Tale presunzione è, fra l’altro, smentita dalla domanda presentata dall’istante nel corso del 1973, nella quale, al fine di ottenere l’autorizzazione all’esecuzione dei lavori, è fatto riferimento soltanto alla "sostituzione parziale e messa in opera di elementi necessari per i bagni ed i wc, usufruendo per gli scarichi e le adduzioni di quanto già esistente in opera".

L’insieme di tali elementi, correlati alla documentazione di parte, connotano dunque l’intervento nell’ambito di quanto indicato alla lettera d)dell’art. 31 della legge n. 457 del 1978 ("interventi di ristrutturazione edilizia, quelli rivolti a trasformare gli organismi edilizi mediante un insieme sistemativo di opere che possono portare ad un organismo edilizio in tutto o in parte diverso dal precedente. Tali interventi comprendono il ripristino o la sostituzione di alcuni elementi costitutivi dell’edificio, la eliminazione, la modifica e l’inserimento di nuovi elementi ed impianti"), ed in tale ambito, nella categoria D/3 "della classificazione contenuta nell’allegato alla legge della Regione Toscana 21 maggio 1980 n. 59, applicabile alla fattispecie ("Opere che comportino la ristrutturazione e la modifica anche degli elementi strutturali orizzontali dell’edificio, fino allo svuotamento dell’involucro edilizio").

Va soggiunto, al fine di disattendere la censura all’uopo svolta dagli appellanti incidentali, che la sentenza impugnata ha confutato in modo espresso, a pagina 14, anche il quinto motivo di ricorso con il quale le parti ricorrenti si erano dolute dell’applicazione del contributo di urbanizzazione anche sulla porzione rimasta indivisa tra i ricorrenti.

4. Le considerazioni che precedono impongono l’accoglimento dell’appello principale e la reiezione dell’appello incidentale.

Ne consegue la reiezione integrale del ricorso di primo grado.

Sussistono, peraltro, giusti motivi per compensare tra le parti le spese e competenze del giudizio.

P.Q.M.

Il Consiglio di Stato in sede giurisdizionale (Sezione Quinta)
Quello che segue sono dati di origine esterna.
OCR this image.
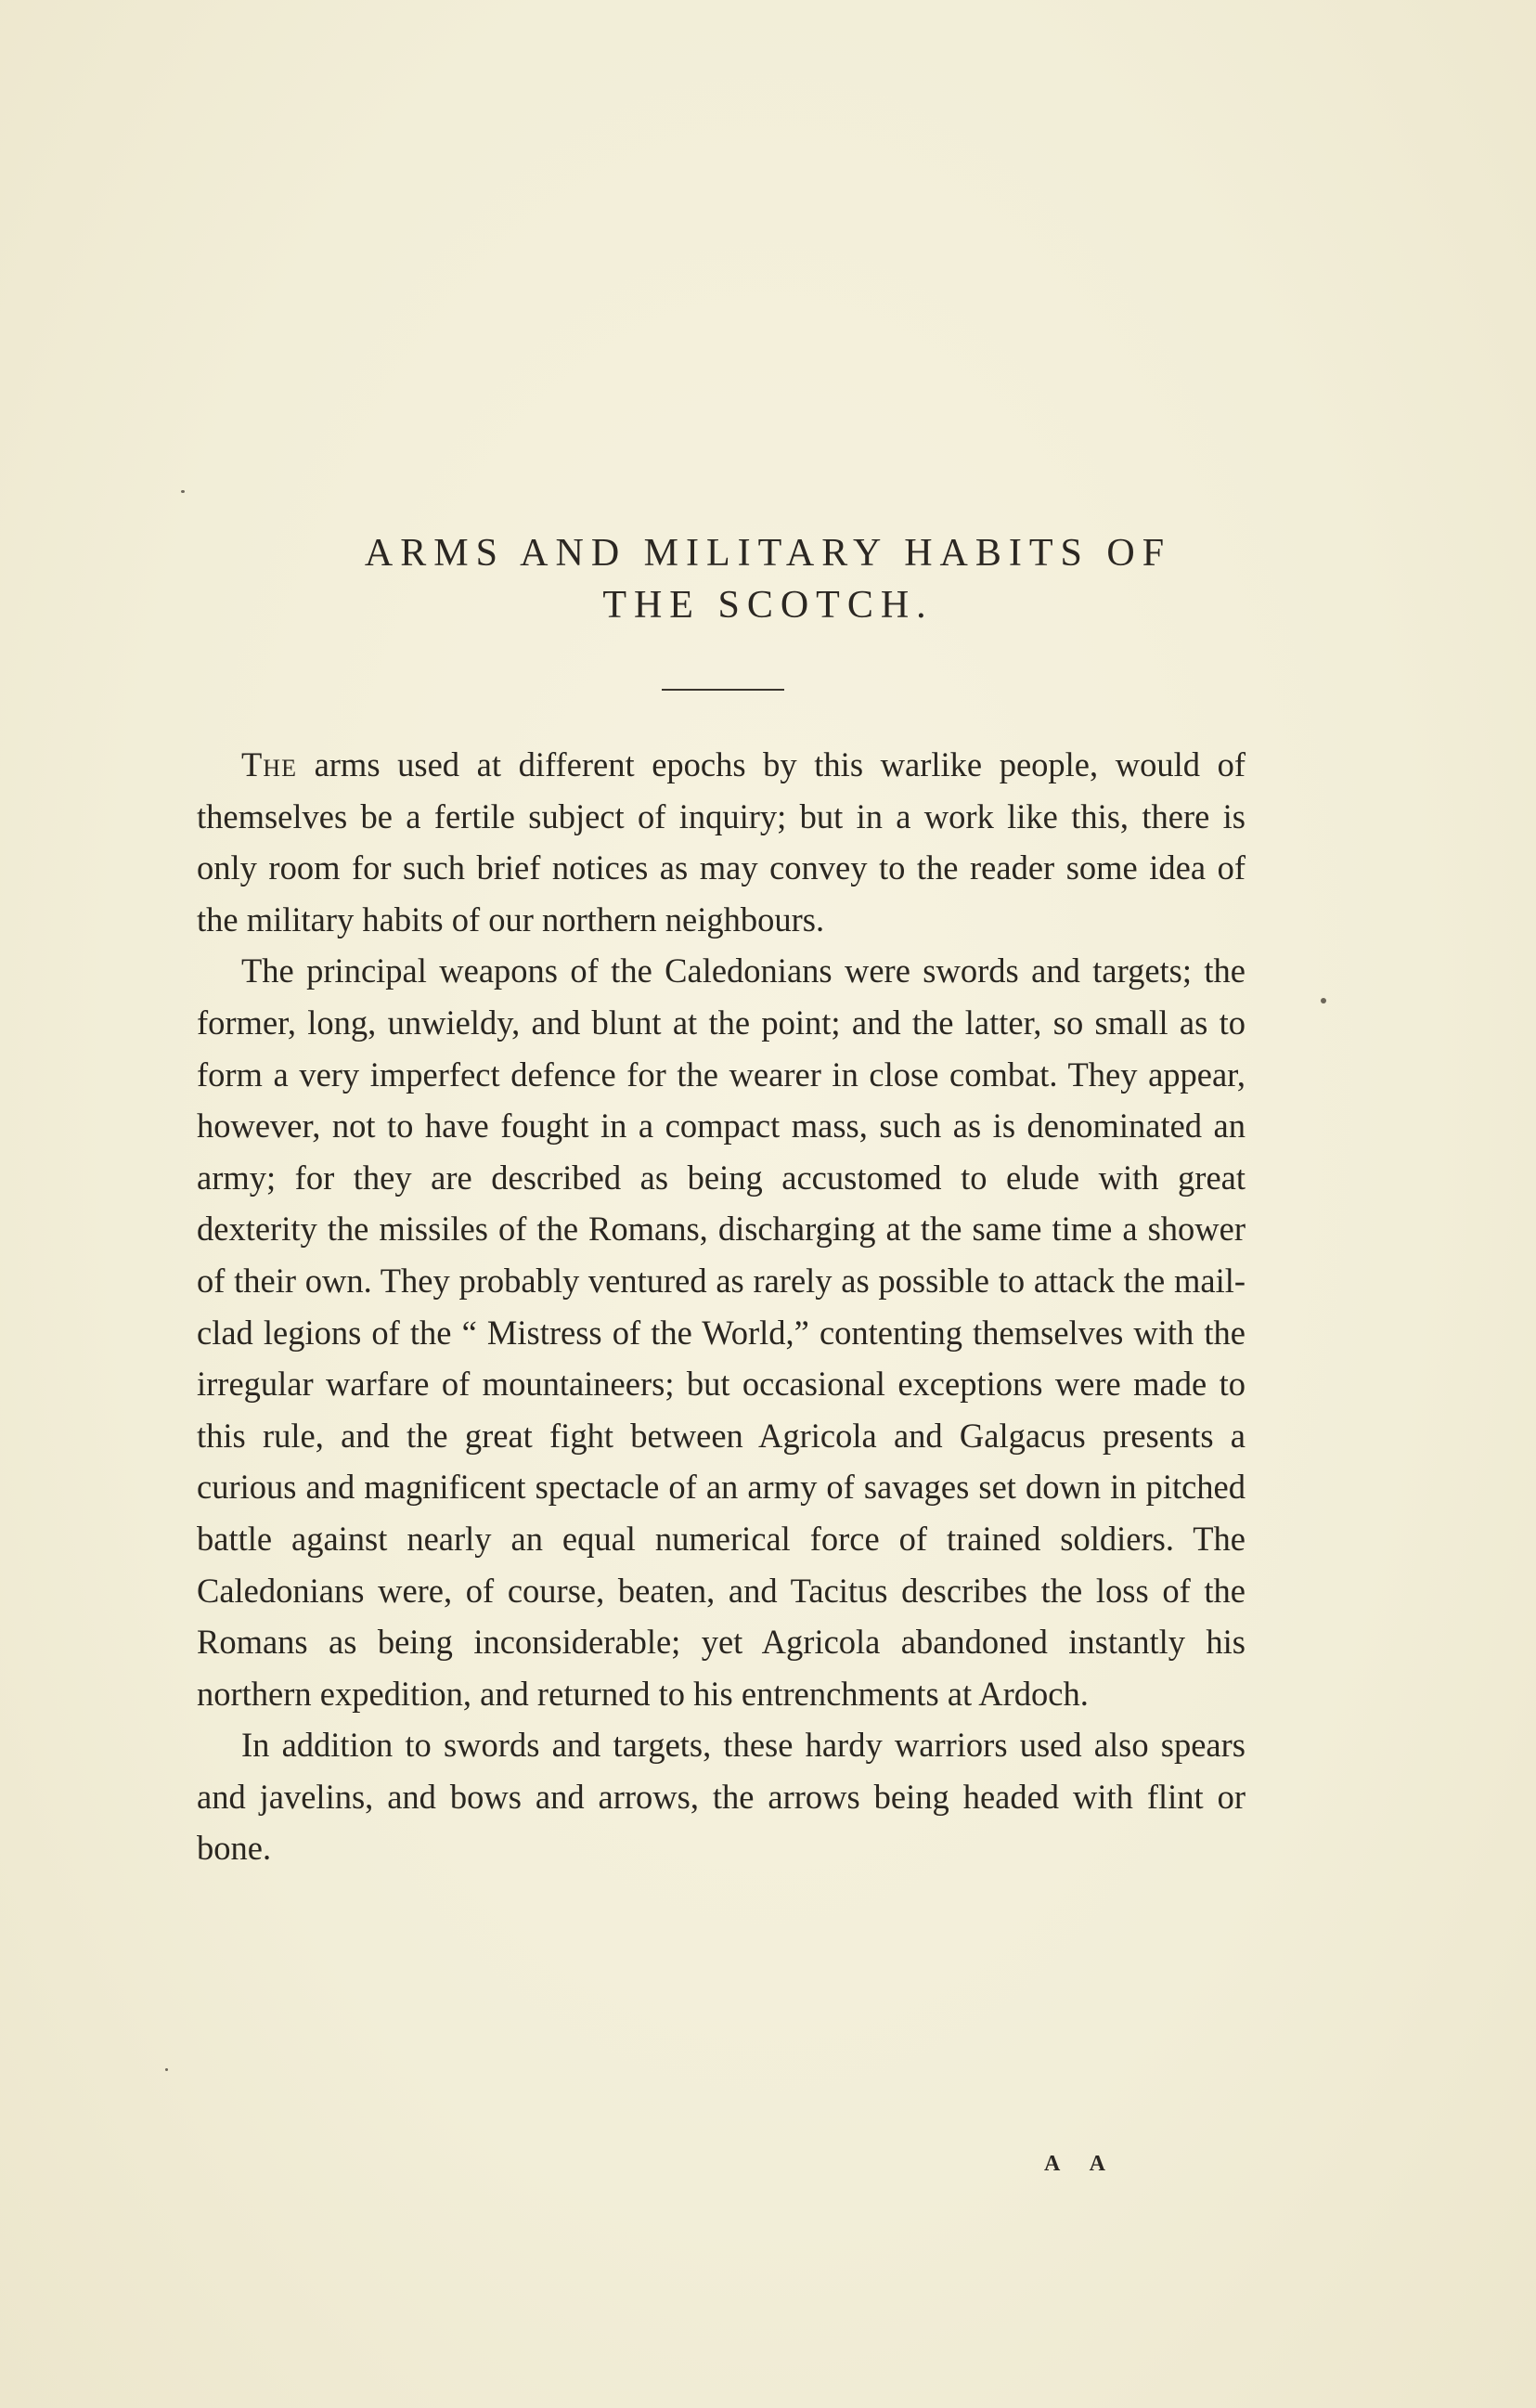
ARMS AND MILITARY HABITS OF
THE SCOTCH.

The arms used at different epochs by this warlike people, would of themselves be a fertile subject of inquiry; but in a work like this, there is only room for such brief notices as may convey to the reader some idea of the military habits of our northern neighbours.

The principal weapons of the Caledonians were swords and targets; the former, long, unwieldy, and blunt at the point; and the latter, so small as to form a very imperfect defence for the wearer in close combat. They appear, however, not to have fought in a compact mass, such as is denominated an army; for they are described as being accustomed to elude with great dexterity the missiles of the Romans, discharging at the same time a shower of their own. They probably ventured as rarely as possible to attack the mail-clad legions of the “ Mistress of the World,” contenting themselves with the irregular warfare of mountaineers; but occasional exceptions were made to this rule, and the great fight between Agricola and Galgacus presents a curious and magnificent spectacle of an army of savages set down in pitched battle against nearly an equal numerical force of trained soldiers. The Caledonians were, of course, beaten, and Tacitus describes the loss of the Romans as being inconsiderable; yet Agricola abandoned instantly his northern expedition, and returned to his entrenchments at Ardoch.

In addition to swords and targets, these hardy warriors used also spears and javelins, and bows and arrows, the arrows being headed with flint or bone.

A A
definitivamente pronunciando sull’appello, come in epigrafe proposto,

accoglie l’appello principale, respinge l’appello incidentale e, per l’effetto, in riforma della sentenza gravata, respinge integralmente il ricorso di primo grado.

Spese del doppio grado compensate.

Ordina che la presente sentenza sia eseguita dall’autorità amministrativa.

Testo non ufficiale. La sola stampa del bollettino ufficiale ha carattere legale.